Jan 17, 2019–Over the holidays I sat down to read stories to my 3-year-old granddaughter. Unable to bear another round of Goodnight, Moon, I grabbed a volume of my Childcraft books from the 1950s. It fell open to Jack and The Beanstalk, so we started reading.
Oh my! I’d forgotten how violent and gritty the Grimms and their ilk were. It was like a Scorsese script. It starts with the revelation that the Giant murdered Jack’s father and seized all his property, then threatened to kill the widow if she ever told her son what happened.
After making a bad bargain and enduring a browbeating from his own mother, the “lazy and extravagant” lad climbed the steroidal beanstalk and trespassed three times, putting the Giant’s wife at risk of being killed, though all the Giant did was beat her and send her to bed without food. Of course, after Jack stole the hen, the gold, and the talking harp (who in this version looks strikingly like Harpo Marx), the brave boy chopped down the stalk, sending the Giant plummeting to his own violent death amid the rutabagas in their backyard garden.
As I reacquainted myself with other offerings from the Brothers Grimm, the sordid side of life reared again and again. The fisherman’s wife grew besotted with greed, until she was relegated back to her seaside ditch. Billy Goat Gruff impaled the Troll and dumped his body into the rushing river. In the original Three Little Pigs, the wolf ate both of the architecturally challenged shoats, while the third pig boiled the wolf and “ate him for supper.” Talk about your happy, conflicted ending.
Our children’s literature has grown as thin as the gruel they fed Cinderella. It became apparent as we watched an updated Dr. Seuss series about the Cat and the Hat. I remember the original book where The Cat was one bad cat to clean after. He invades the home when mom goes out and leaves the two kids alone (which would get her arrested today). He proceeds to break every rule, destroy the house, and create chaos. In other words, have fun.
In the new versions, The Cat apparently is no longer a tom.
The story opens with two wimpy kids struggling with some first world crisis, such as not being able to wrap a present (really), or eating up the last piece of chocolate.
The Cat magically pops up. But he is not the disruptive anarchist that appears in the original story. No, he is the facilitator who is going to take them on a journey to show how chocolate is made. I watched in growing horror as the plot unfolded like a PTA-approved after-school special.
The meddling feline doesn’t just jump on a precarious bicycle balancing a goldfish bowl on his head. No, this Cat in the Hat reminds both kids to get permission from their mothers. Then, before the Thing-a-ma-jig sets off, he makes them put on their helmets and buckle their seat belts, while he adjusts his mirrors and signals to merge into traffic.

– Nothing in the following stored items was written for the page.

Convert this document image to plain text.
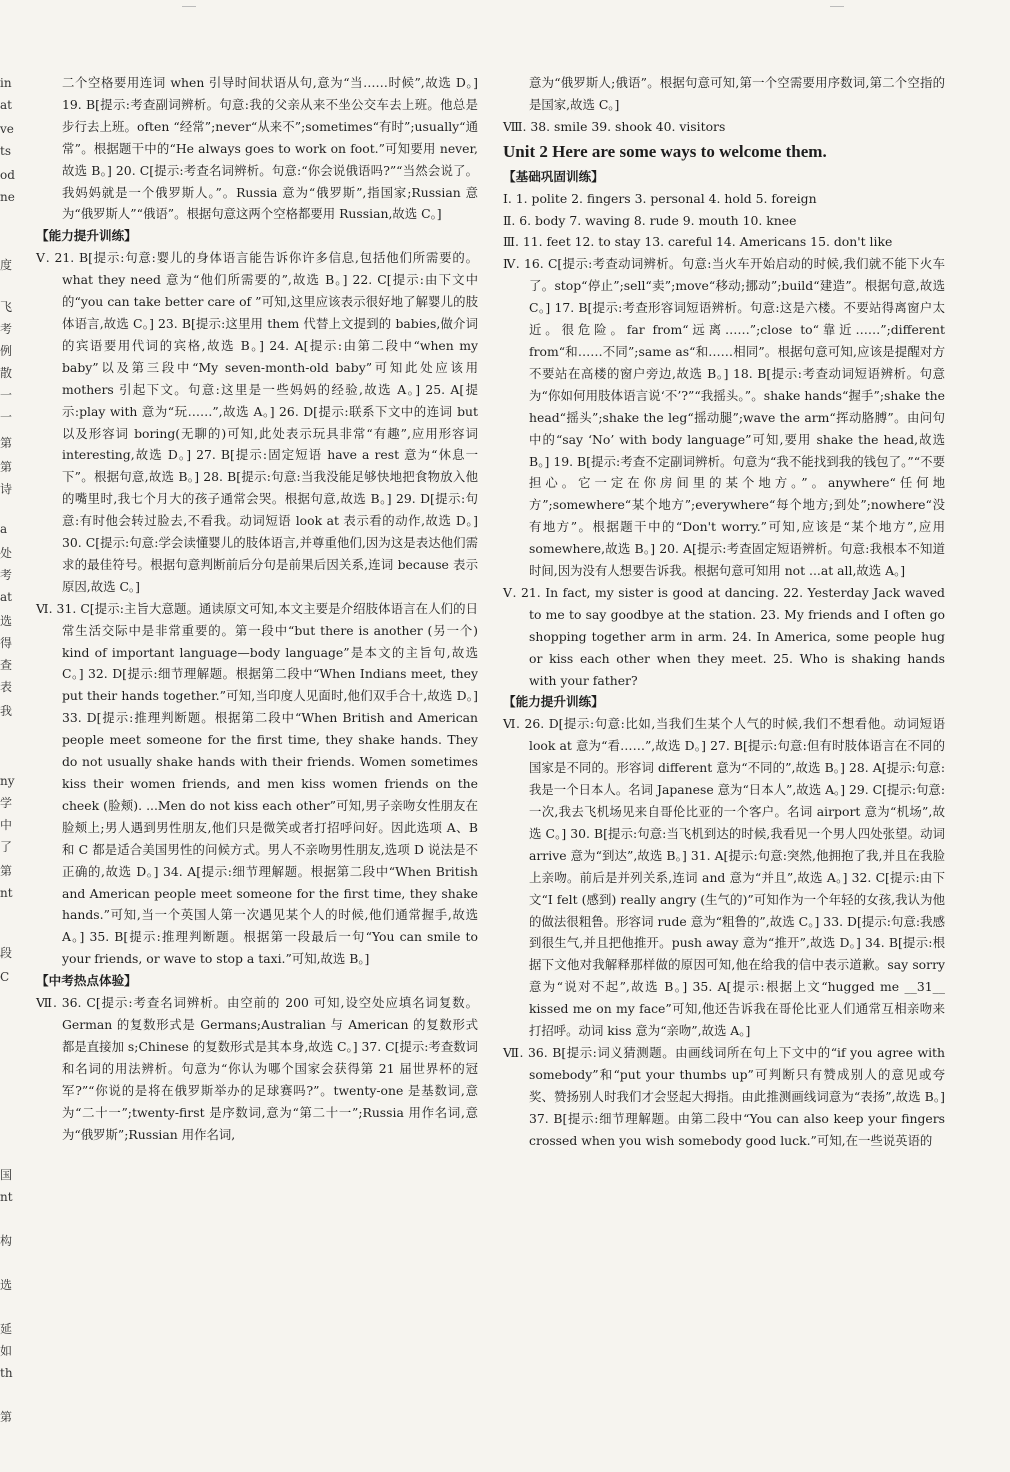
in
at
ve
ts
od
ne
度
飞
考
例
散
一
一
第
第
诗
a
处
考
at
选
得
查
表
我
ny
学
中
了
第
nt
段
C
国
nt
构
选
延
如
th
第
二个空格要用连词 when 引导时间状语从句,意为“当……时候”,故选 D。] 19. B[提示:考查副词辨析。句意:我的父亲从来不坐公交车去上班。他总是步行去上班。often “经常”;never“从来不”;sometimes“有时”;usually“通常”。根据题干中的“He always goes to work on foot.”可知要用 never,故选 B。] 20. C[提示:考查名词辨析。句意:“你会说俄语吗?”“当然会说了。我妈妈就是一个俄罗斯人。”。Russia 意为“俄罗斯”,指国家;Russian 意为“俄罗斯人”“俄语”。根据句意这两个空格都要用 Russian,故选 C。]
【能力提升训练】
Ⅴ. 21. B[提示:句意:婴儿的身体语言能告诉你许多信息,包括他们所需要的。what they need 意为“他们所需要的”,故选 B。] 22. C[提示:由下文中的“you can take better care of ”可知,这里应该表示很好地了解婴儿的肢体语言,故选 C。] 23. B[提示:这里用 them 代替上文提到的 babies,做介词的宾语要用代词的宾格,故选 B。] 24. A[提示:由第二段中“when my baby”以及第三段中“My seven-month-old baby”可知此处应该用 mothers 引起下文。句意:这里是一些妈妈的经验,故选 A。] 25. A[提示:play with 意为“玩……”,故选 A。] 26. D[提示:联系下文中的连词 but 以及形容词 boring(无聊的)可知,此处表示玩具非常“有趣”,应用形容词 interesting,故选 D。] 27. B[提示:固定短语 have a rest 意为“休息一下”。根据句意,故选 B。] 28. B[提示:句意:当我没能足够快地把食物放入他的嘴里时,我七个月大的孩子通常会哭。根据句意,故选 B。] 29. D[提示:句意:有时他会转过脸去,不看我。动词短语 look at 表示看的动作,故选 D。] 30. C[提示:句意:学会读懂婴儿的肢体语言,并尊重他们,因为这是表达他们需求的最佳符号。根据句意判断前后分句是前果后因关系,连词 because 表示原因,故选 C。]
Ⅵ. 31. C[提示:主旨大意题。通读原文可知,本文主要是介绍肢体语言在人们的日常生活交际中是非常重要的。第一段中“but there is another (另一个) kind of important language—body language”是本文的主旨句,故选 C。] 32. D[提示:细节理解题。根据第二段中“When Indians meet, they put their hands together.”可知,当印度人见面时,他们双手合十,故选 D。] 33. D[提示:推理判断题。根据第二段中“When British and American people meet someone for the first time, they shake hands. They do not usually shake hands with their friends. Women sometimes kiss their women friends, and men kiss women friends on the cheek (脸颊). ...Men do not kiss each other”可知,男子亲吻女性朋友在脸颊上;男人遇到男性朋友,他们只是微笑或者打招呼问好。因此选项 A、B 和 C 都是适合美国男性的问候方式。男人不亲吻男性朋友,选项 D 说法是不正确的,故选 D。] 34. A[提示:细节理解题。根据第二段中“When British and American people meet someone for the first time, they shake hands.”可知,当一个英国人第一次遇见某个人的时候,他们通常握手,故选 A。] 35. B[提示:推理判断题。根据第一段最后一句“You can smile to your friends, or wave to stop a taxi.”可知,故选 B。]
【中考热点体验】
Ⅶ. 36. C[提示:考查名词辨析。由空前的 200 可知,设空处应填名词复数。German 的复数形式是 Germans;Australian 与 American 的复数形式都是直接加 s;Chinese 的复数形式是其本身,故选 C。] 37. C[提示:考查数词和名词的用法辨析。句意为“你认为哪个国家会获得第 21 届世界杯的冠军?”“你说的是将在俄罗斯举办的足球赛吗?”。twenty-one 是基数词,意为“二十一”;twenty-first 是序数词,意为“第二十一”;Russia 用作名词,意为“俄罗斯”;Russian 用作名词,
意为“俄罗斯人;俄语”。根据句意可知,第一个空需要用序数词,第二个空指的是国家,故选 C。]
Ⅷ. 38. smile 39. shook 40. visitors
Unit 2 Here are some ways to welcome them.
【基础巩固训练】
Ⅰ. 1. polite 2. fingers 3. personal 4. hold 5. foreign
Ⅱ. 6. body 7. waving 8. rude 9. mouth 10. knee
Ⅲ. 11. feet 12. to stay 13. careful 14. Americans 15. don't like
Ⅳ. 16. C[提示:考查动词辨析。句意:当火车开始启动的时候,我们就不能下火车了。stop“停止”;sell“卖”;move“移动;挪动”;build“建造”。根据句意,故选 C。] 17. B[提示:考查形容词短语辨析。句意:这是六楼。不要站得离窗户太近。很危险。far from“远离……”;close to“靠近……”;different from“和……不同”;same as“和……相同”。根据句意可知,应该是提醒对方不要站在高楼的窗户旁边,故选 B。] 18. B[提示:考查动词短语辨析。句意为“你如何用肢体语言说‘不’?”“我摇头。”。shake hands“握手”;shake the head“摇头”;shake the leg“摇动腿”;wave the arm“挥动胳膊”。由问句中的“say ‘No’ with body language”可知,要用 shake the head,故选 B。] 19. B[提示:考查不定副词辨析。句意为“我不能找到我的钱包了。”“不要担心。它一定在你房间里的某个地方。”。anywhere“任何地方”;somewhere“某个地方”;everywhere“每个地方;到处”;nowhere“没有地方”。根据题干中的“Don't worry.”可知,应该是“某个地方”,应用 somewhere,故选 B。] 20. A[提示:考查固定短语辨析。句意:我根本不知道时间,因为没有人想要告诉我。根据句意可知用 not ...at all,故选 A。]
Ⅴ. 21. In fact, my sister is good at dancing. 22. Yesterday Jack waved to me to say goodbye at the station. 23. My friends and I often go shopping together arm in arm. 24. In America, some people hug or kiss each other when they meet. 25. Who is shaking hands with your father?
【能力提升训练】
Ⅵ. 26. D[提示:句意:比如,当我们生某个人气的时候,我们不想看他。动词短语 look at 意为“看……”,故选 D。] 27. B[提示:句意:但有时肢体语言在不同的国家是不同的。形容词 different 意为“不同的”,故选 B。] 28. A[提示:句意:我是一个日本人。名词 Japanese 意为“日本人”,故选 A。] 29. C[提示:句意:一次,我去飞机场见来自哥伦比亚的一个客户。名词 airport 意为“机场”,故选 C。] 30. B[提示:句意:当飞机到达的时候,我看见一个男人四处张望。动词 arrive 意为“到达”,故选 B。] 31. A[提示:句意:突然,他拥抱了我,并且在我脸上亲吻。前后是并列关系,连词 and 意为“并且”,故选 A。] 32. C[提示:由下文“I felt (感到) really angry (生气的)”可知作为一个年轻的女孩,我认为他的做法很粗鲁。形容词 rude 意为“粗鲁的”,故选 C。] 33. D[提示:句意:我感到很生气,并且把他推开。push away 意为“推开”,故选 D。] 34. B[提示:根据下文他对我解释那样做的原因可知,他在给我的信中表示道歉。say sorry 意为“说对不起”,故选 B。] 35. A[提示:根据上文“hugged me __31__ kissed me on my face”可知,他还告诉我在哥伦比亚人们通常互相亲吻来打招呼。动词 kiss 意为“亲吻”,故选 A。]
Ⅶ. 36. B[提示:词义猜测题。由画线词所在句上下文中的“if you agree with somebody”和“put your thumbs up”可判断只有赞成别人的意见或夸奖、赞扬别人时我们才会竖起大拇指。由此推测画线词意为“表扬”,故选 B。] 37. B[提示:细节理解题。由第二段中“You can also keep your fingers crossed when you wish somebody good luck.”可知,在一些说英语的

After their educational adventure, everyone shares what they learned, making sure to say thank you. Even Thing 1 and Thing 2 seem to have lost their two things.
It’s so bad it makes me like the original Dr Seuss, which I don’t like.
After coaxing my granddaughter away from this pap to do something more interesting–like gluing sticks on paper–it struck me why these new versions of childhood classics offended me.
It’s not only that they offer nothing challenging or engaging. It’s that there is no danger.
My Mother Goose was filled with horrible episodes. Old Mother Hubbard’s cupboard was bare. Jack and Jill broke their crowns. Peter kept his wife in a pumpkin shell. For Peter Pan, Captain Hook was an existential threat. As a teen I still couldn’t watch parts of The Wizard of Oz.
I wonder if we are denying our children an important part of childhood. A vital purpose of these stories is to allow kids to vicariously experience fear.
The true magic of children’s literature is letting the protagonist face danger, and overcome it using a skill or trait or just perseverance.
I don’t think we are doing our kids any favors when we deprive them of that opportunity.